The Thomlinson Girls’ School was founded in 1899. The Nelson School for Boys (at Floshfirld House and sponsored by Joseph Nelson), a grammar school merged with the Thomlinson school in 1953 to form a coeducational Nelson Thomlinson Grammar School. This school subsequently merged with Wigton Secondary School (a secondary modern school) in 1969 to form the Nelson Thomlinson Comprehensive School, now simply called the Nelson Thomlinson School.

=== Controversies ===
In 2004, anti-social behaviour in the town centre by under-18s, many of whom were pupils at Nelson Thomlinson School, prompted authorities to impose a curfew on youths in Wigton. The curfew ran through the 2004 Easter holidays and prohibited any unaccompanied children under the age of 16 from being out on the streets between 21:00 and 06:00. During the curfew, instances of anti-social behaviour, such as intimidation and broken shop windows, dropped by as much as 75%. However, the curfew was not repeated after 2004.

In 2014, Hayley Southwell, a teacher at Nelson Thomlinson, was arrested and pleaded guilty to charges of having sexual activity with a girl aged between 16 and 18 while in a position of trust.
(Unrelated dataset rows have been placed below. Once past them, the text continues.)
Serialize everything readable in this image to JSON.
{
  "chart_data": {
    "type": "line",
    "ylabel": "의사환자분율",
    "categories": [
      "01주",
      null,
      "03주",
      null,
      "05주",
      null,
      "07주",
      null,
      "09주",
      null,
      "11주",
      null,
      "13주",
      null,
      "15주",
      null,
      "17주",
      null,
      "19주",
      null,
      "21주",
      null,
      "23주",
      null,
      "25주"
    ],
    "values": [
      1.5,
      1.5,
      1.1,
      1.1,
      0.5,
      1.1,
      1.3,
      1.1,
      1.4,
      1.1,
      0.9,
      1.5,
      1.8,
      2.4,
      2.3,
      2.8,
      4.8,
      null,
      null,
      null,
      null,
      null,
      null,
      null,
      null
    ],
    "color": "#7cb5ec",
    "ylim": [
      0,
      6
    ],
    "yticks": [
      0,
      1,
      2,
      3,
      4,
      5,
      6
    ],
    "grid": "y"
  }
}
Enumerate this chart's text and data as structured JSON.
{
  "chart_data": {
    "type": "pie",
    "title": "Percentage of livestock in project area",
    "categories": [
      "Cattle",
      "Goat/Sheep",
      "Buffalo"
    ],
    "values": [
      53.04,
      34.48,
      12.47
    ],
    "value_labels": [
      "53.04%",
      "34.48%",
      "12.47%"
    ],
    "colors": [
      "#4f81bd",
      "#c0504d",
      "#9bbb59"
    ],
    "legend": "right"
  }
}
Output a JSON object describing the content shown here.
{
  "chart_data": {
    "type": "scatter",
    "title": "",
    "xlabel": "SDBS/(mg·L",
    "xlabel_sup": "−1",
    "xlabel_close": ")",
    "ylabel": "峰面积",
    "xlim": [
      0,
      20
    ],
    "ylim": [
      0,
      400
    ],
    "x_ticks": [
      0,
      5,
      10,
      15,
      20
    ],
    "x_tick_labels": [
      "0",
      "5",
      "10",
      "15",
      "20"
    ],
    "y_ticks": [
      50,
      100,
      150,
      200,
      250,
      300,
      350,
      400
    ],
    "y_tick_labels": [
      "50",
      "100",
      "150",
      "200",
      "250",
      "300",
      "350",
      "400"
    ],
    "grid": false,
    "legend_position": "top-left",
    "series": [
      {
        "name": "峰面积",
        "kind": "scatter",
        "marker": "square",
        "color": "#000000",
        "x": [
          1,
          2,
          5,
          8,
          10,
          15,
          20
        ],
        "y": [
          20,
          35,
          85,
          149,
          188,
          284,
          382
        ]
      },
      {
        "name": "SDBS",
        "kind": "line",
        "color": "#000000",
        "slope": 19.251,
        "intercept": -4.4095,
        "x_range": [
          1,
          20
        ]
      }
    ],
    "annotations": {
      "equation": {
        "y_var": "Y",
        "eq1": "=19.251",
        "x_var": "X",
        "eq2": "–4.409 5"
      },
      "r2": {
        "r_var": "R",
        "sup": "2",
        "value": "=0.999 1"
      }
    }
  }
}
Her victim was a pupil at the school, and the crimes took place between May 2013 and January 2014. She was handed a 12-month suspended prison sentence and had to sign the sex offenders register for a period of ten years. During sentencing, the judge said that Southwell's relationship with her victim showed "a degree of grooming".

==Background==
===Students===
As with many older British Secondary schools, The Nelson Thomlinson School has a prefect system drawn from the Sixth Form. However, instead of one Head Prefect or a Head Boy & Girl pair, there are five Head Prefects who each take charge on a particular day of the week. Former pupils of the school include TV presenter Melvyn Bragg and BBC newsreader Anna Ford.

There were approximately 1400 pupils aged 11–18 attending Nelson Thomlinson as of the 2014-15 academic year.

=== Catchment area ===
Most pupils at Nelson Thomlinson are from Wigton and the smaller communities within a few miles of the town which fall within its catchment area. However, some pupils come from further afield, including smaller settlements like Allonby, Bowness-on-Solway, Hesket Newmarket, and Mawbray, and also from larger towns such as Aspatria, Maryport, Silloth, and the city of Carlisle, which all have their own secondary schools. Prices for the 2014-15 academic year on a bus from Carlisle to Nelson Thomlinson were £16.50 per week, and from Dalston the price was £13.50 per week.

==Attainment==
The school enters students in the GCSE and A-Level examinations. Examination results at the school in 2023 were down in all areas from the previous academic year in 2022, with the number of pupils obtaining a Grade 5 or above in GCSE English and Maths down to 44.5% in 2023 from 54.9% in 2022. In 2022, 72.5% of pupils obtained a Level 4 or above in GCSE English and Maths, which dropped to 66.5% in 2023. Similarly, the percentage of pupils achieving five or more GCSE qualifications, including English and Maths, in 2022 stood at 52% in 2022, with a sharp decrease to only 39.5% in 2023.

In a 2006 Ofsted inspection the school was judged to be an "Outstanding" school. In May 2013 the school was deemed "outstanding". Most recently in October 2023 the school's grading was downgraded and deemed "good" by Ofsted.

==Notable former pupils==

- Melvyn Bragg - British broadcaster.
- Sheila Fell - Artist
- Anna Ford - British newsreader.
- Thomas Holliday - Rugby union and rugby league footballer of the 1920s
- Sir John Jones - Director General of MI5
- Helen Housby - Current England Netball Player.